Laut Chrysippos soll bereits Archimedes († 212 v. Chr.) die Brechungsgesetze von Linsen untersucht und einen am Kopf befestigten Kristall zur Sehkorrektur getragen haben. Seine Entdeckung fand in der Antike aber offenbar keine praktische Nachahmung. Als das aus dem 11. Jahrhundert stammende Buch „Schatz der Optik“ des arabischen Mathematikers, Astronoms und Optikers Alhazen († ca. 1040) um 1240 ins Lateinische übersetzt und in Klosterbibliotheken verfügbar wurde, schlug eine Sternstunde der Optik. Alhazen beschrieb unter anderem in seiner Schrift die vergrößernde Wirkung eines Glaskugelsegments, des späteren „Lesesteins“, ohne jedoch seine Erkenntnis praktisch zu nutzen. Die Theorie des Arabers, die Schwierigkeiten alterssichtiger Mönche und deren handwerkliche Fähigkeiten kamen zusammen. Damals wurde wohl in einem Kloster der erste Lesestein aus Bergkristall geschliffen. Um die zweite Hälfte des 13. Jahrhunderts folgten Leseglas und Brille. Neben dem o. a. Text gibt es noch eine weitere, etwa zeitgleiche Quelle. In seinem Werk „Die goldene Schmiede“ schrieb der mittelhochdeutsche Dichter Konrad von Würzburg (geb. 1220/1230 in Würzburg, gest. 1287 in Basel): „Er [der Kristall] hat in sich die große und gewaltige Art, […] sofern ihn jemand dünn schliffe und auf die Schrift halten wollte, der sähe durch ihn die kleinen Buchstaben größer scheinen.“

Erfindung der Brille

Die älteste Darstellung einer Brille findet sich auf den Fresken des italienischen Malers Tomaso da Modena im Kapitelsaal von San Niccolo in Treviso. Sie sind um das Jahr 1352 entstanden. Mit viel Sinn für das Gegenständliche und für physiognomische Besonderheiten hat Tomaso da Modena auf vierzig Fresken die Hauptvertreter des Dominikanerordens dargestellt. Bei dem Porträt des Kardinals von Rouen wird ein Einglas gezeigt, das der Dargestellte dicht an sein Auge geführt hat. Er liest damit in einem Buch, das er aufgeschlagen in seinen Händen hält. Auf dem Portrait des Kardinals Hugo von Provence ist eine Nietbrille dargestellt, die diesem fest auf der Nase sitzt. Auch er wird als Lesender gezeigt.

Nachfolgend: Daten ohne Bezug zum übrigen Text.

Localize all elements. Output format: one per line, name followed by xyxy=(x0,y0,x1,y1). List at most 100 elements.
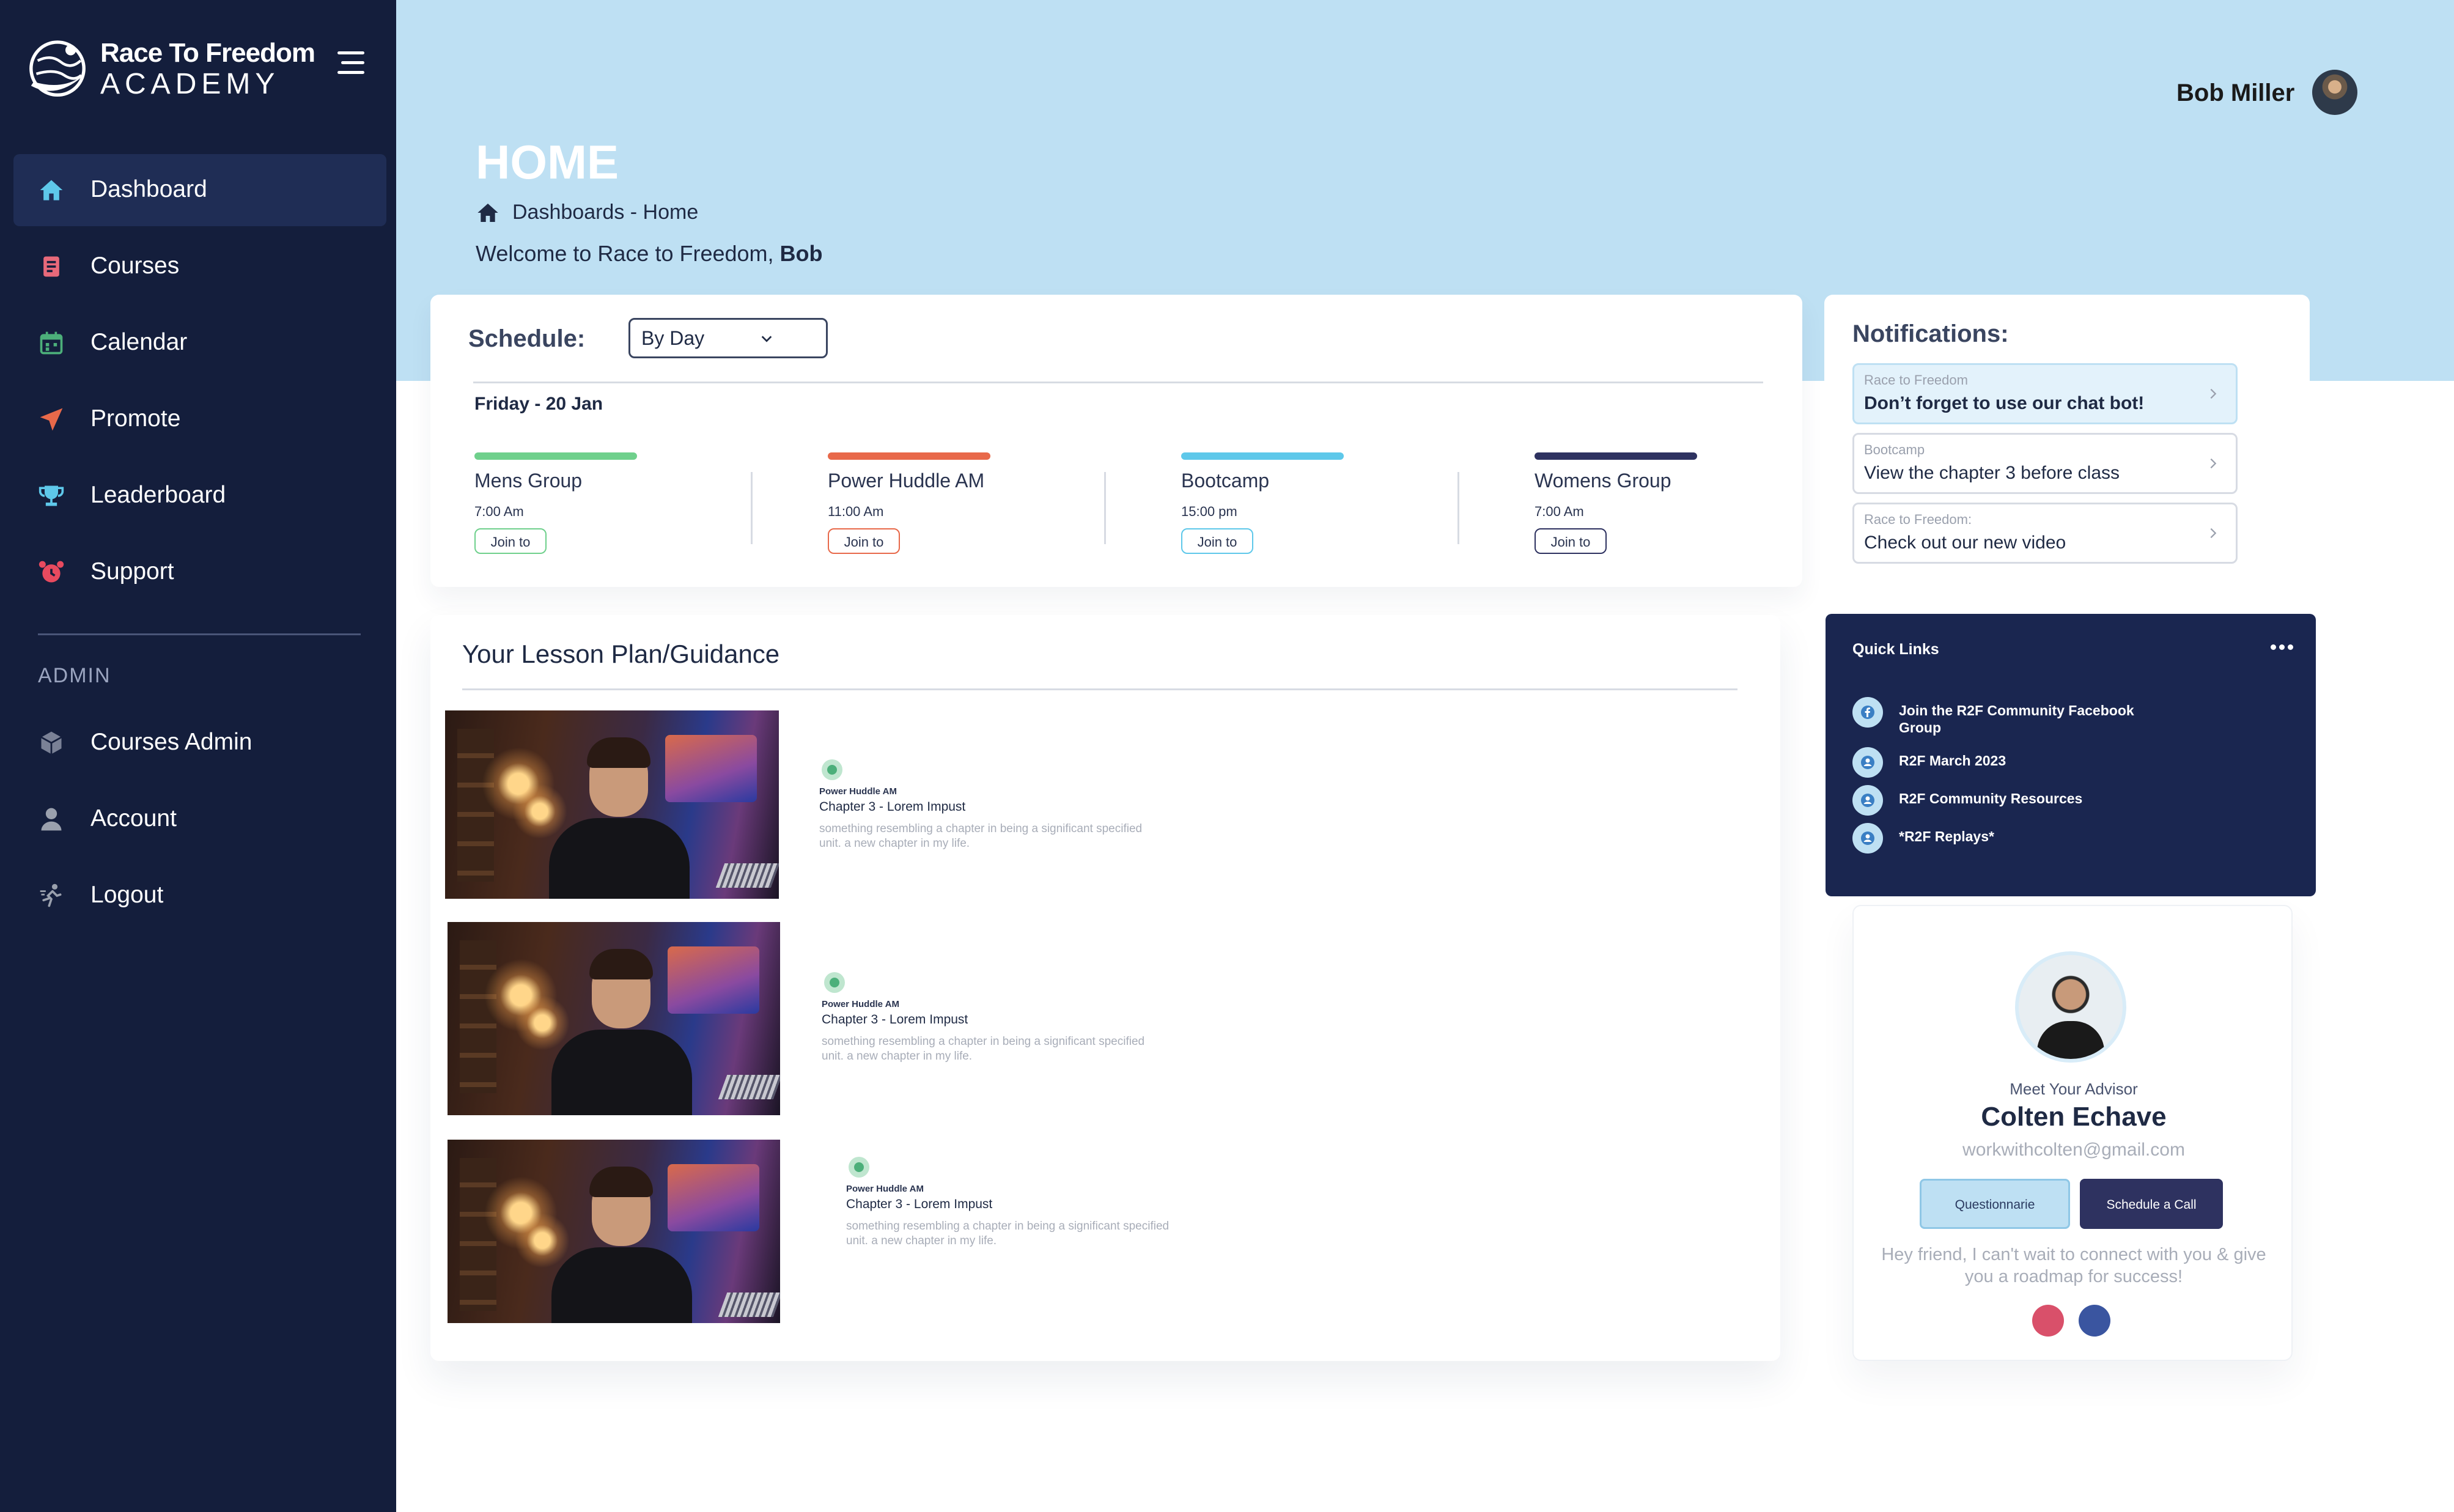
lesson-item[interactable]: Power Huddle AM Chapter 3 - Lorem Impust… xyxy=(445,1140,1240,1335)
notifications-title: Notifications: xyxy=(1852,320,2009,347)
status-dot-icon xyxy=(822,759,842,780)
social-link-icon[interactable] xyxy=(2079,1305,2110,1337)
lesson-group: Power Huddle AM xyxy=(819,786,897,797)
page-title: HOME xyxy=(476,135,619,189)
welcome-message: Welcome to Race to Freedom, Bob xyxy=(476,241,823,267)
join-button[interactable]: Join to xyxy=(1535,528,1607,554)
video-thumbnail[interactable] xyxy=(448,1140,780,1323)
questionnaire-button[interactable]: Questionnarie xyxy=(1920,1179,2070,1229)
sidebar-item-support[interactable]: Support xyxy=(13,536,386,608)
box-icon xyxy=(40,731,62,754)
welcome-user-name: Bob xyxy=(779,241,823,266)
quick-link-item[interactable]: *R2F Replays* xyxy=(1852,823,2280,860)
quick-link-item[interactable]: R2F Community Resources xyxy=(1852,785,2280,822)
video-thumbnail[interactable] xyxy=(445,710,779,899)
event-time: 11:00 Am xyxy=(828,504,884,519)
quick-link-label: R2F March 2023 xyxy=(1899,753,2006,769)
sidebar-item-calendar[interactable]: Calendar xyxy=(13,307,386,379)
sidebar-item-courses[interactable]: Courses xyxy=(13,230,386,303)
notification-source: Race to Freedom: xyxy=(1864,512,1972,527)
advisor-email[interactable]: workwithcolten@gmail.com xyxy=(1854,1140,2294,1160)
event-name: Mens Group xyxy=(474,470,583,492)
event-separator xyxy=(1457,472,1459,544)
lesson-chapter: Chapter 3 - Lorem Impust xyxy=(846,1197,993,1211)
advisor-meet-label: Meet Your Advisor xyxy=(2010,1080,2138,1098)
brand-logo[interactable]: Race To Freedom ACADEMY xyxy=(24,29,315,103)
quick-links-title: Quick Links xyxy=(1852,641,1939,658)
sidebar-item-logout[interactable]: Logout xyxy=(13,860,386,932)
sidebar: Race To Freedom ACADEMY Dashboard Course… xyxy=(0,0,396,1512)
lesson-item[interactable]: Power Huddle AM Chapter 3 - Lorem Impust… xyxy=(445,710,1240,906)
sidebar-item-courses-admin[interactable]: Courses Admin xyxy=(13,707,386,779)
home-icon xyxy=(40,180,63,201)
event-color-bar xyxy=(1535,452,1697,460)
lesson-item[interactable]: Power Huddle AM Chapter 3 - Lorem Impust… xyxy=(445,922,1240,1118)
join-button[interactable]: Join to xyxy=(828,528,900,554)
quick-links-card: Quick Links Join the R2F Community Faceb… xyxy=(1826,614,2316,896)
lesson-group: Power Huddle AM xyxy=(846,1184,924,1194)
notification-message: View the chapter 3 before class xyxy=(1864,463,2120,483)
join-button[interactable]: Join to xyxy=(474,528,547,554)
notification-item[interactable]: Race to Freedom Don’t forget to use our … xyxy=(1852,363,2238,424)
notifications-card: Notifications: Race to Freedom Don’t for… xyxy=(1824,295,2310,587)
event-separator xyxy=(1104,472,1106,544)
notification-item[interactable]: Bootcamp View the chapter 3 before class xyxy=(1852,433,2238,494)
runner-icon xyxy=(40,883,62,907)
lesson-plan-card: Your Lesson Plan/Guidance Power Huddle A… xyxy=(430,615,1780,1361)
status-dot-icon xyxy=(824,972,845,993)
lesson-group: Power Huddle AM xyxy=(822,999,899,1009)
chevron-right-icon xyxy=(2210,528,2217,539)
advisor-name: Colten Echave xyxy=(1981,1102,2167,1132)
schedule-view-select[interactable]: By Day xyxy=(628,318,828,358)
home-icon[interactable] xyxy=(476,201,500,225)
sidebar-item-label: Calendar xyxy=(90,329,188,355)
schedule-divider xyxy=(473,382,1763,383)
event-name: Bootcamp xyxy=(1181,470,1270,492)
globe-logo-icon xyxy=(29,40,86,97)
admin-section-label: ADMIN xyxy=(38,664,111,687)
sidebar-item-leaderboard[interactable]: Leaderboard xyxy=(13,460,386,532)
user-name[interactable]: Bob Miller xyxy=(2176,79,2294,107)
user-icon xyxy=(1852,785,1883,816)
notification-item[interactable]: Race to Freedom: Check out our new video xyxy=(1852,503,2238,564)
advisor-avatar xyxy=(2015,951,2126,1063)
event-time: 7:00 Am xyxy=(1535,504,1584,519)
more-options-icon[interactable] xyxy=(2271,641,2295,653)
event-name: Womens Group xyxy=(1535,470,1671,492)
schedule-card: Schedule: By Day Friday - 20 Jan Mens Gr… xyxy=(430,295,1802,587)
social-link-icon[interactable] xyxy=(2032,1305,2064,1337)
status-dot-icon xyxy=(849,1157,869,1178)
notification-source: Bootcamp xyxy=(1864,442,1925,457)
welcome-prefix: Welcome to Race to Freedom, xyxy=(476,241,780,266)
sidebar-item-promote[interactable]: Promote xyxy=(13,383,386,455)
video-thumbnail[interactable] xyxy=(448,922,780,1115)
quick-link-item[interactable]: R2F March 2023 xyxy=(1852,747,2280,784)
join-button[interactable]: Join to xyxy=(1181,528,1253,554)
schedule-call-button[interactable]: Schedule a Call xyxy=(2080,1179,2223,1229)
breadcrumb-text[interactable]: Dashboards - Home xyxy=(512,201,698,224)
event-color-bar xyxy=(474,452,637,460)
schedule-call-button-label: Schedule a Call xyxy=(2106,1198,2197,1212)
alarm-clock-icon xyxy=(39,561,64,583)
lesson-chapter: Chapter 3 - Lorem Impust xyxy=(822,1012,968,1027)
schedule-event: Mens Group 7:00 Am Join to xyxy=(474,452,756,569)
user-icon xyxy=(1852,823,1883,854)
sidebar-item-account[interactable]: Account xyxy=(13,783,386,855)
avatar[interactable] xyxy=(2312,70,2357,115)
advisor-card: Meet Your Advisor Colten Echave workwith… xyxy=(1852,905,2293,1361)
menu-toggle-icon[interactable] xyxy=(330,51,364,76)
sidebar-item-dashboard[interactable]: Dashboard xyxy=(13,154,386,226)
send-icon xyxy=(40,408,63,431)
chevron-right-icon xyxy=(2210,388,2217,399)
sidebar-item-label: Courses Admin xyxy=(90,729,252,755)
book-icon xyxy=(43,256,59,277)
join-button-label: Join to xyxy=(1550,534,1591,550)
sidebar-divider xyxy=(38,633,361,635)
quick-link-item[interactable]: Join the R2F Community Facebook Group xyxy=(1852,697,2280,736)
schedule-event: Womens Group 7:00 Am Join to xyxy=(1535,452,1816,569)
calendar-icon xyxy=(40,331,63,355)
brand-name-line2: ACADEMY xyxy=(100,68,280,100)
lesson-description: something resembling a chapter in being … xyxy=(846,1220,1170,1247)
sidebar-item-label: Logout xyxy=(90,882,164,908)
sidebar-item-label: Support xyxy=(90,558,174,585)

Der sogenannte „Brillenapostel“ des weltberühmten Altars der Stadtkirche von Bad Wildungen, der 1403 von Conrad von Soest gemalt wurde, stellt die früheste Darstellung einer Brille nördlich der Alpen dar. Der Brillenapostel ist zu einem Symbol der Ev. Kirchengemeinde Wildungens geworden und findet sich heute in ihrem Siegel wieder.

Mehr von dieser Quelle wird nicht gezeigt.